Jeśli myślą, państwo, że to niedorzeczne, by przewodnik miejski musiał przechodzić tak trudną i kosztowną procedurę, to zapewniam, że to nie jedyny przypadek nadmiernej regulacji dostępu do zawodu przez państwo. Lista profesji z surowymi obostrzeniami jest długa i obejmuje takie przypadki jak chociażby bibliotekarz, detektyw czy taksówkarz. Są tam też tradycyjne zawody zaufania publicznego, jak prawnik, lekarz, czy architekt. Wszystko to składa się na łączną liczbę 380 zamkniętych profesji.
Skracanie tej listy to nie tylko kwestia walki ze złym prawem. To także, a może nawet przede wszystkim, walka z bezrobociem i chęć uczynienia usług łatwiej dostępnymi. W chwili obecnej w Ministerstwie Sprawiedliwości przygotowywane są przepisy, które mają na początek złagodzić kryteria dostępu do 49 zawodów. Dziś konkurencja w zbyt wielu z nich jest symboliczna.
Dziś Polska to państwo korporacji. Niemalże wszyscy przedstawiciele poszczególnych zawodów chcieliby posiadać własne przepisy prawa, odróżniające je od innych zawodów. Dziś też przepisy te chronią i bronią dostępu do tych zawodów nowym osobom, co najwyżej decyzje w tym zakresie oddając albo urzędnikom, albo działaczom samych korporacji. Ten stan ma się zmienić. Państwo korporacji ma być zlikwidowane.
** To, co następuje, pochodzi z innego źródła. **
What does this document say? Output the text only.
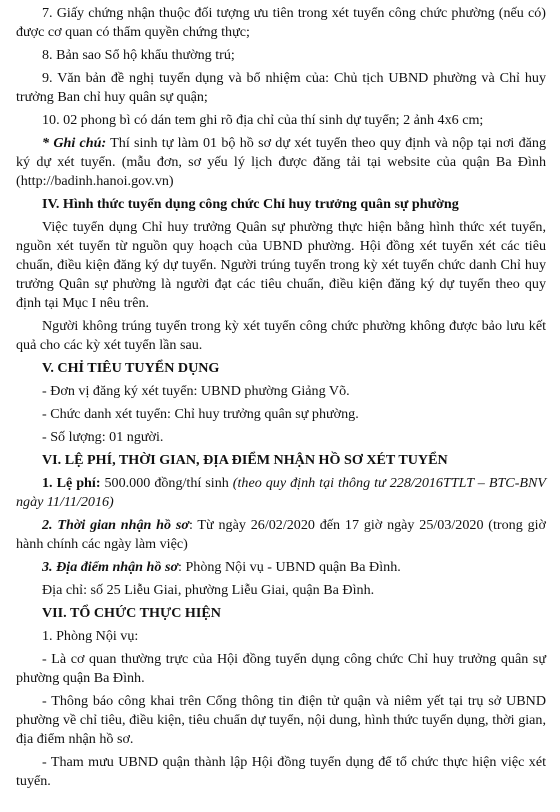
7. Giấy chứng nhận thuộc đối tượng ưu tiên trong xét tuyển công chức phường (nếu có) được cơ quan có thẩm quyền chứng thực;

8. Bản sao Sổ hộ khẩu thường trú;

9. Văn bản đề nghị tuyển dụng và bổ nhiệm của: Chủ tịch UBND phường và Chỉ huy trưởng Ban chỉ huy quân sự quận;

10. 02 phong bì có dán tem ghi rõ địa chỉ của thí sinh dự tuyển; 2 ảnh 4x6 cm;

* Ghi chú: Thí sinh tự làm 01 bộ hồ sơ dự xét tuyển theo quy định và nộp tại nơi đăng ký dự xét tuyển. (mẫu đơn, sơ yếu lý lịch được đăng tải tại website của quận Ba Đình (http://badinh.hanoi.gov.vn)

IV. Hình thức tuyển dụng công chức Chỉ huy trưởng quân sự phường

Việc tuyển dụng Chỉ huy trưởng Quân sự phường thực hiện bằng hình thức xét tuyển, nguồn xét tuyển từ nguồn quy hoạch của UBND phường. Hội đồng xét tuyển xét các tiêu chuẩn, điều kiện đăng ký dự tuyển. Người trúng tuyển trong kỳ xét tuyển chức danh Chỉ huy trưởng Quân sự phường là người đạt các tiêu chuẩn, điều kiện đăng ký dự tuyển theo quy định tại Mục I nêu trên.

Người không trúng tuyển trong kỳ xét tuyển công chức phường không được bảo lưu kết quả cho các kỳ xét tuyển lần sau.

V. CHỈ TIÊU TUYỂN DỤNG

- Đơn vị đăng ký xét tuyển: UBND phường Giảng Võ.

- Chức danh xét tuyển: Chỉ huy trưởng quân sự phường.

- Số lượng: 01 người.

VI. LỆ PHÍ, THỜI GIAN, ĐỊA ĐIỂM NHẬN HỒ SƠ XÉT TUYỂN

1. Lệ phí: 500.000 đồng/thí sinh (theo quy định tại thông tư 228/2016TTLT – BTC-BNV ngày 11/11/2016)

2. Thời gian nhận hồ sơ: Từ ngày 26/02/2020 đến 17 giờ ngày 25/03/2020 (trong giờ hành chính các ngày làm việc)

3. Địa điểm nhận hồ sơ: Phòng Nội vụ - UBND quận Ba Đình.

Địa chỉ: số 25 Liễu Giai, phường Liễu Giai, quận Ba Đình.

VII. TỔ CHỨC THỰC HIỆN

1. Phòng Nội vụ:

- Là cơ quan thường trực của Hội đồng tuyển dụng công chức Chỉ huy trưởng quân sự phường quận Ba Đình.

- Thông báo công khai trên Cổng thông tin điện tử quận và niêm yết tại trụ sở UBND phường về chỉ tiêu, điều kiện, tiêu chuẩn dự tuyển, nội dung, hình thức tuyển dụng, thời gian, địa điểm nhận hồ sơ.

- Tham mưu UBND quận thành lập Hội đồng tuyển dụng để tổ chức thực hiện việc xét tuyển.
Docelowo w Polsce powinno być nie więcej niż sto zawodów, dostępu, do których bronić będą koncesje czy egzaminy. Jak dla mnie to i tak stanowczo za dużo, choć średnia europejska to około 150. Wiadomo jednak, ze Unia jest stanowczo przeregulowana. Ta reforma to kontynuacja deregulacji państwa, rozpoczętej przez ówczesny rząd i także przeze mnie jeszcze w 2008 r. i dotrzymanie obietnicy, jaką złożył rząd młodym ludziom, skarżącym się na trudny start na rynku pracy. Rzecz jasna chęć liberalizacji dostępu do zawodów budzi opór ich przedstawicieli. Z protestami wystąpiło nawet Stowarzyszenie Bibliotekarzy Polskich, obawiające się „spadku prestiżu i obniżenia standardów zawodowych”.
Planowana deregulacja, według szacunków, może zwiększyć zatrudnienie w zawodach nią objętych o 15-20 proc, co przekłada się 50 tys. do 100 tys. nowych miejsc pracy. Nie trzeba pisać o znaczeniu swobodnego dostępu do jak największej liczby profesji dla gospodarki, czy poziomu cen za usługi. Najważniejsze jednak, że my klienci będziemy mieli większy wybór, a co za tym idzie powinniśmy być bardziej zadowoleni z wykonanych usług. Dostęp do nich będzie szerszy, tańszy, a ich wykonanie na wyższym poziomie.